Em tempos de pandemia de coronavírus e quarentena, para sobreviver precisamos de procedimentos de higienização do corpo, mas antes o saneamento básico e a água potável são fundamentais, não só para limpeza, mas para o bem comum.

Sabemos, no entanto, que o princípio da universalidade constituído ao bem comum não atende às demandas do povo preto e periférico. A seletividade aos corpos pretos impede o acesso a direitos e às instituições de Justiça, e nessa perspectiva o direito ambiental é uma das faces das estruturas racistas.

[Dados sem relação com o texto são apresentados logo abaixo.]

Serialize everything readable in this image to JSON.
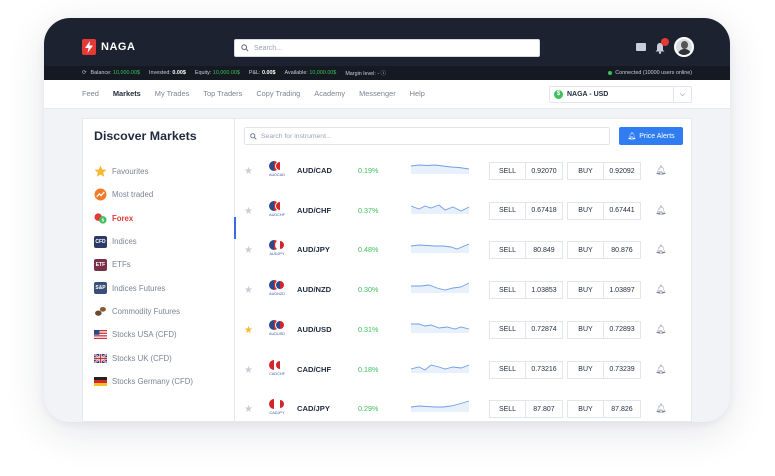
{
  "header": {
    "logo_text": "NAGA",
    "search_placeholder": "Search...",
    "notification_count": "4"
  },
  "status": {
    "balance_label": "Balance:",
    "balance_value": "10,000.00$",
    "invested_label": "Invested:",
    "invested_value": "0.00$",
    "equity_label": "Equity:",
    "equity_value": "10,000.00$",
    "pnl_label": "P&L:",
    "pnl_value": "0.00$",
    "available_label": "Available:",
    "available_value": "10,000.00$",
    "margin_label": "Margin level: -",
    "connected_text": "Connected (10000 users online)"
  },
  "nav": {
    "tabs": [
      "Feed",
      "Markets",
      "My Trades",
      "Top Traders",
      "Copy Trading",
      "Academy",
      "Messenger",
      "Help"
    ],
    "active_tab": "Markets",
    "account_label": "NAGA - USD",
    "account_badge": "$"
  },
  "sidebar": {
    "title": "Discover Markets",
    "items": [
      {
        "label": "Favourites",
        "icon": "star-icon"
      },
      {
        "label": "Most traded",
        "icon": "trend-icon"
      },
      {
        "label": "Forex",
        "icon": "forex-icon"
      },
      {
        "label": "Indices",
        "icon": "cfd-icon",
        "icon_text": "CFD"
      },
      {
        "label": "ETFs",
        "icon": "etf-icon",
        "icon_text": "ETF"
      },
      {
        "label": "Indices Futures",
        "icon": "sp-icon",
        "icon_text": "S&P"
      },
      {
        "label": "Commodity Futures",
        "icon": "coffee-icon"
      },
      {
        "label": "Stocks USA (CFD)",
        "icon": "us-flag-icon"
      },
      {
        "label": "Stocks UK (CFD)",
        "icon": "uk-flag-icon"
      },
      {
        "label": "Stocks Germany (CFD)",
        "icon": "de-flag-icon"
      }
    ],
    "active_item": "Forex"
  },
  "main": {
    "search_placeholder": "Search for instrument...",
    "alerts_button": "Price Alerts",
    "sell_label": "SELL",
    "buy_label": "BUY",
    "instruments": [
      {
        "symbol": "AUD/CAD",
        "code": "AUDCAD",
        "change": "0.19%",
        "sell": "0.92070",
        "buy": "0.92092",
        "favourite": false
      },
      {
        "symbol": "AUD/CHF",
        "code": "AUDCHF",
        "change": "0.37%",
        "sell": "0.67418",
        "buy": "0.67441",
        "favourite": false
      },
      {
        "symbol": "AUD/JPY",
        "code": "AUDJPY",
        "change": "0.48%",
        "sell": "80.849",
        "buy": "80.876",
        "favourite": false
      },
      {
        "symbol": "AUD/NZD",
        "code": "AUDNZD",
        "change": "0.30%",
        "sell": "1.03853",
        "buy": "1.03897",
        "favourite": false
      },
      {
        "symbol": "AUD/USD",
        "code": "AUDUSD",
        "change": "0.31%",
        "sell": "0.72874",
        "buy": "0.72893",
        "favourite": true
      },
      {
        "symbol": "CAD/CHF",
        "code": "CADCHF",
        "change": "0.18%",
        "sell": "0.73216",
        "buy": "0.73239",
        "favourite": false
      },
      {
        "symbol": "CAD/JPY",
        "code": "CADJPY",
        "change": "0.29%",
        "sell": "87.807",
        "buy": "87.826",
        "favourite": false
      }
    ]
  },
  "colors": {
    "brand_red": "#e53935",
    "positive_green": "#3dbf5a",
    "accent_blue": "#2f7df0",
    "header_dark": "#1c2230"
  }
}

As práticas racistas na sociedade quanto ao meio ambiente reproduzem o racismo institucional, resultando no racismo ambiental. O conceito de racismo ambiental teve origem nos Estados Unidos (1970), diante da poluição de uma fábrica, a partir dos descasos que afetaram a maioria da população de cor preta. Os negros norte-americanos começaram a protestar e tratar tal situação como uma luta por justiça ambiental, priorizando a isonomia e a equidade nas relações sociais. Diante daquela situação desumana, o meio ambiente passou a ser pleiteado como um direito fundamental para uma vida saudável.

A jornalista e pesquisadora Tânia Pacheco, coordenadora-executiva do projeto Mapa de Conflitos envolvendo Injustiça Ambiental e Saúde no Brasil, na Fiocruz (RJ), enfatiza que no caso brasileiro poderíamos dizer que desigualdade e exclusão andam em sintonia. “Maior que e menor são meros sinais matemáticos, pois determinam a privação de algo bem mais importante que determinadas funções. Estabelecem diferenças que se traduzem de forma contundente: de um lado, uma absurda concentração de riquezas; do outro, a privação, o desrespeito à dignidade, a classificação econômica abaixo da linha da indigência. Para uns, desdobra num exercício abusivo da noção de cidadania plena, para outros significa simplesmente a falta sequer da garantia dos direitos básicos, ou seja; não cidadania.”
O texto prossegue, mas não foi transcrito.